In the last few years I tried push the collaborative development of educational resources with GitHub for undergraduates students and fail. My vote for the reason that I fail is, as suggest by Justin Kitzes, that

“potential contributors need a certain level of familiarity and comfort with the tools that enable contributions (such as version control or a browser-based Wiki editor).”

Another possible reason is that, most of the time, educational resources are used offline what make difficult for people contribute.

Below you will find food for thought about this topic.


At The Cathedral and the Bazaar Eric S. Raymond wrote about the success of free/open source software development. This type of development wasn’t restricted to software source code but also cover the documentation of such softwares.


At that time, this type of development require people to exchange patches by email and was restricted to who was internet access and knows how handle patches.


In 2001 Wikipedia was launch. It make easy to every one with internet access to contribute with the free/open encyclopedia since Wikipedia’s user don’t need to know handle patches.


With the success of Wikipedia, many sisters sites was launch, e.g. Wikibooks, to store books, and Wikiversity, to store courses.


Unfortunately, this sisters sites didn’t have the same success of Wikipedia and one possible reason for it is, as suggest by Greg Wilson, that

“while lots of people in education can write and edit lesson plans, they appear not to have taken on the broader role of managing the development of collaborative materials.”

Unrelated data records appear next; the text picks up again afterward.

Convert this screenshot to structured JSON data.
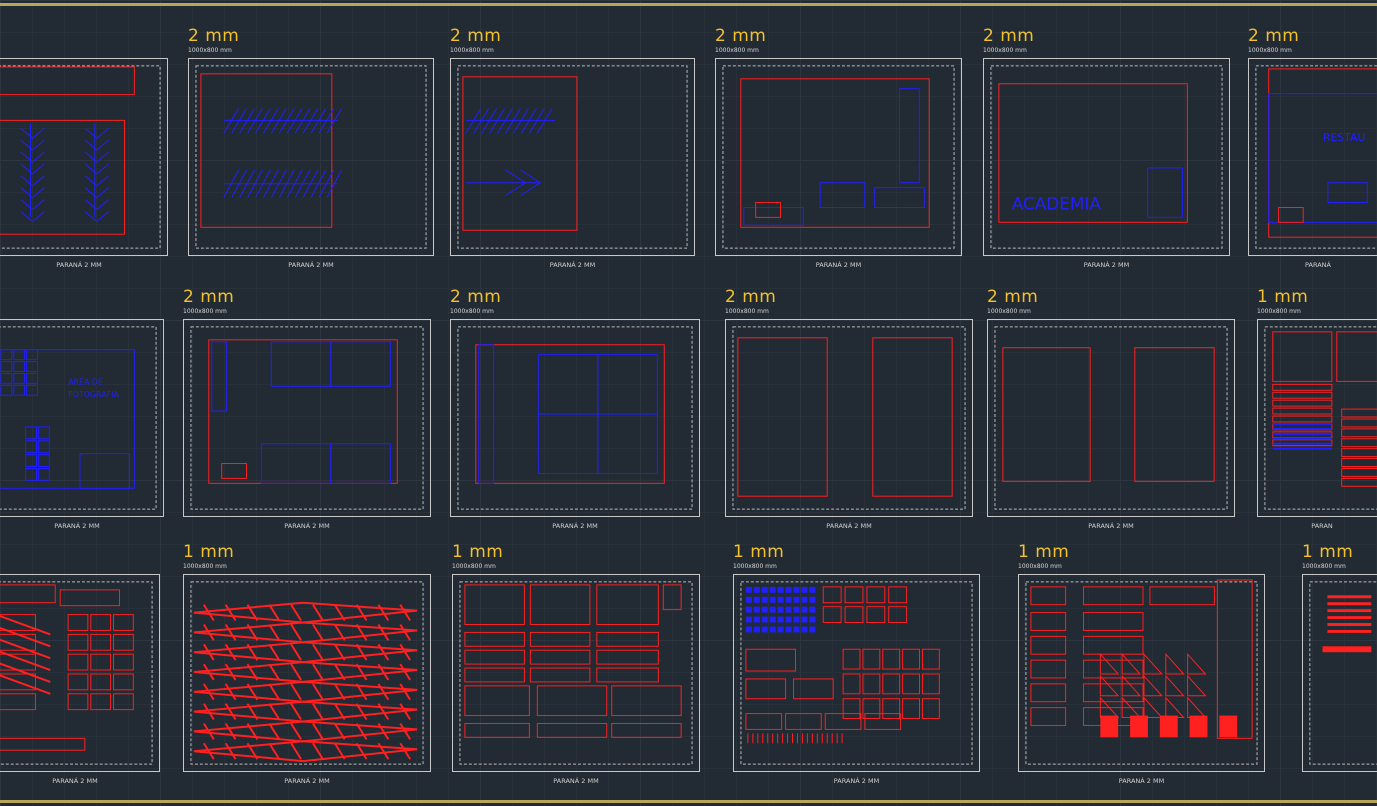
{
  "colors": {
    "background": "#222a33",
    "frame": "#c8c8c8",
    "scale_text": "#f2c12e",
    "part_outline": "#ff2020",
    "engrave": "#2020ff"
  },
  "sheets": [
    {
      "scale": "",
      "dims": "",
      "caption": "PARANÁ 2 MM"
    },
    {
      "scale": "2 mm",
      "dims": "1000x800 mm",
      "caption": "PARANÁ 2 MM"
    },
    {
      "scale": "2 mm",
      "dims": "1000x800 mm",
      "caption": "PARANÁ 2 MM"
    },
    {
      "scale": "2 mm",
      "dims": "1000x800 mm",
      "caption": "PARANÁ 2 MM"
    },
    {
      "scale": "2 mm",
      "dims": "1000x800 mm",
      "caption": "PARANÁ 2 MM",
      "label": "ACADEMIA"
    },
    {
      "scale": "2 mm",
      "dims": "1000x800 mm",
      "caption": "PARANÁ",
      "label": "RESTAU"
    },
    {
      "scale": "",
      "dims": "",
      "caption": "PARANÁ 2 MM",
      "label": "ÁREA DE FOTOGRAFIA"
    },
    {
      "scale": "2 mm",
      "dims": "1000x800 mm",
      "caption": "PARANÁ 2 MM"
    },
    {
      "scale": "2 mm",
      "dims": "1000x800 mm",
      "caption": "PARANÁ 2 MM"
    },
    {
      "scale": "2 mm",
      "dims": "1000x800 mm",
      "caption": "PARANÁ 2 MM"
    },
    {
      "scale": "2 mm",
      "dims": "1000x800 mm",
      "caption": "PARANÁ 2 MM"
    },
    {
      "scale": "1 mm",
      "dims": "1000x800 mm",
      "caption": "PARAN"
    },
    {
      "scale": "",
      "dims": "",
      "caption": "PARANÁ 2 MM"
    },
    {
      "scale": "1 mm",
      "dims": "1000x800 mm",
      "caption": "PARANÁ 2 MM"
    },
    {
      "scale": "1 mm",
      "dims": "1000x800 mm",
      "caption": "PARANÁ 2 MM"
    },
    {
      "scale": "1 mm",
      "dims": "1000x800 mm",
      "caption": "PARANÁ 2 MM"
    },
    {
      "scale": "1 mm",
      "dims": "1000x800 mm",
      "caption": "PARANÁ 2 MM"
    },
    {
      "scale": "1 mm",
      "dims": "1000x800 mm",
      "caption": ""
    }
  ]
}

In 2008, GitHub was launch and enforce the “fork model” for collaboration. To understand the “fork model” lets go back to the early days of free/open source softwares. During the 80s and 90s, free/open source software developers exchange their contributions/patches using email and the maintainer of the software was responsible to accept or not the contributions. Some times, contributors had their patches reject by the maintainer and fork the software, i.e., start maintainer a new software that is the original one with some patches.

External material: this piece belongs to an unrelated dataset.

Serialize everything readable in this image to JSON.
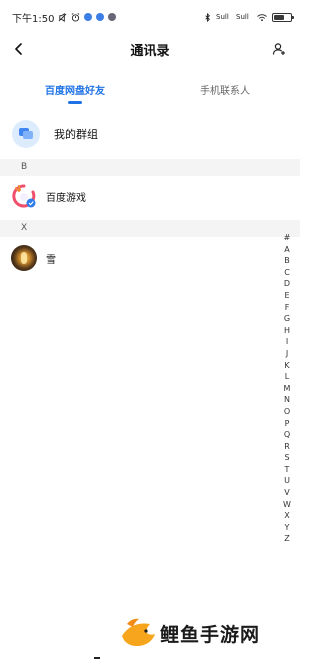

When using GitHub, the first step to contribute with some project is fork it. After you make changes in your fork you can send the changes back to the original project. This approach has some advantages since it make easy to someone without computer background get the version with the changes he/she need.

What next?

  • If MediaWiki, the software that powered Wikipedia, support a “fork model” sisters sites like Wikibooks and Wikiversity would have more success?
  • If a software to import lessons exist educators will use it?